Später folgte das FA dieser Einschätzung und hob die zuvor erlassenen Feststellungsbescheide wieder auf.
In der Folgezeit machte das FA P (Betriebsstätten-FA des Organträgers B) die GmbH für die von B nicht entrichtete – aus der Organschaft herrührende – Umsatzsteuer nach § 73 AO i.H.v. ca. 276.000 EUR haftbar und meldete jenen Betrag zur Insolvenztabelle an.
Das FA verrechnete sodann durch Umbuchungsmitteilung vom 30.5.2014 die von der GmbH für 2011 bereits gezahlte Umsatzsteuer i.H.v. 122.212,81 EUR mit der vom FA P angemeldeten Haftungsschuld, soweit sich diese auf die von dem Organträger für Oktober und November 2011 geschuldete Umsatzsteuer bezog.
Mit dem streitgegenständlichen Abrechnungsbescheid bestätigte das FA die Verrechnung. Einspruch und Klage blieben ohne Erfolg (Thüringer FG, Urteil vom 16.3.2017, 1 K 512/15, Haufe-Index 11663797, EFG 2018, 1009). Hiergegen richtet sich die Revision des Klägers, der sich auf das Aufrechnungsverbot nach § 96 Abs. 1 Nr. 1 InsO beruft.
Entscheidung
Der BFH hat die Revision aus den unter den Praxis-Hinweisen dargestellten Gründen als unbegründet zurückgewiesen.
Hinweis
Gegenstand des Streitfalls ist ein Abrechnungsbescheid. Dabei geht es um die Frage, ob das FA als Insolvenzgläubiger aufrechnen konnte oder ob dieser Aufrechnung § 96 Abs. 1 Nr. 1 InsO entgegenstand.

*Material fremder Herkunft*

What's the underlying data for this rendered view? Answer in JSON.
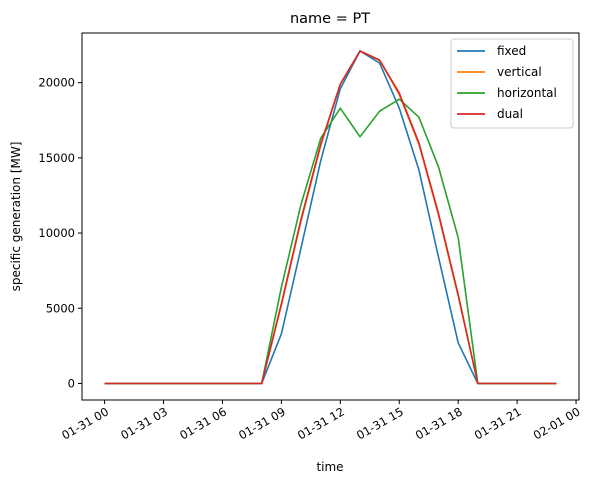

Maßgeblich ist, wann der Erstattungsanspruch entsteht, wenn Umsatzsteuer-Vorauszahlungen geleistet wurden, obwohl eine umsatzsteuerliche Organschaft bestand. Nach § 96 Abs. 1 Nr. 1 InsO ist die Aufrechnung unzulässig, wenn ein Insolvenzgläubiger erst nach Eröffnung des Insolvenzverfahrens etwas zur Insolvenzmasse schuldig geworden ist.
Ob ein Insolvenzgläubiger vor oder nach Eröffnung des Insolvenzverfahrens etwas zur Insolvenzmasse schuldig geworden ist, bestimmt sich nach der BFH-Rechtsprechung danach, ob der Tatbestand, der den betreffenden Anspruch begründet, nach steuerrechtlichen Vorschriften bereits vor oder erst nach Insolvenzeröffnung vollständig verwirklicht wird.
Auch für den Erstattungsanspruch kommt es darauf an, ob sämtliche materiell-rechtliche Tatbestandsvoraussetzungen für die Entstehung bereits im Zeitpunkt der Eröffnung des Insolvenzverfahrens erfüllt sind (ständige Rechtsprechung, vgl. BFH, Urteil vom 15.1.2019, VII R 23/17, BFH/NV 2019, 493, BFH/PR 2019, 144, BStBl II 2019, 329; BFH, Urteil vom 12.6.2018, VII R 19/16, BFH/NV 2018, 1131, BFH/PR 2018, 287 und BFH, Urteil vom 8.11.2016, VII R 34/15, BFH/NV 2017, 702, BFH/PR 2017, 203, BStBl II 2017, 496, m.w.N.).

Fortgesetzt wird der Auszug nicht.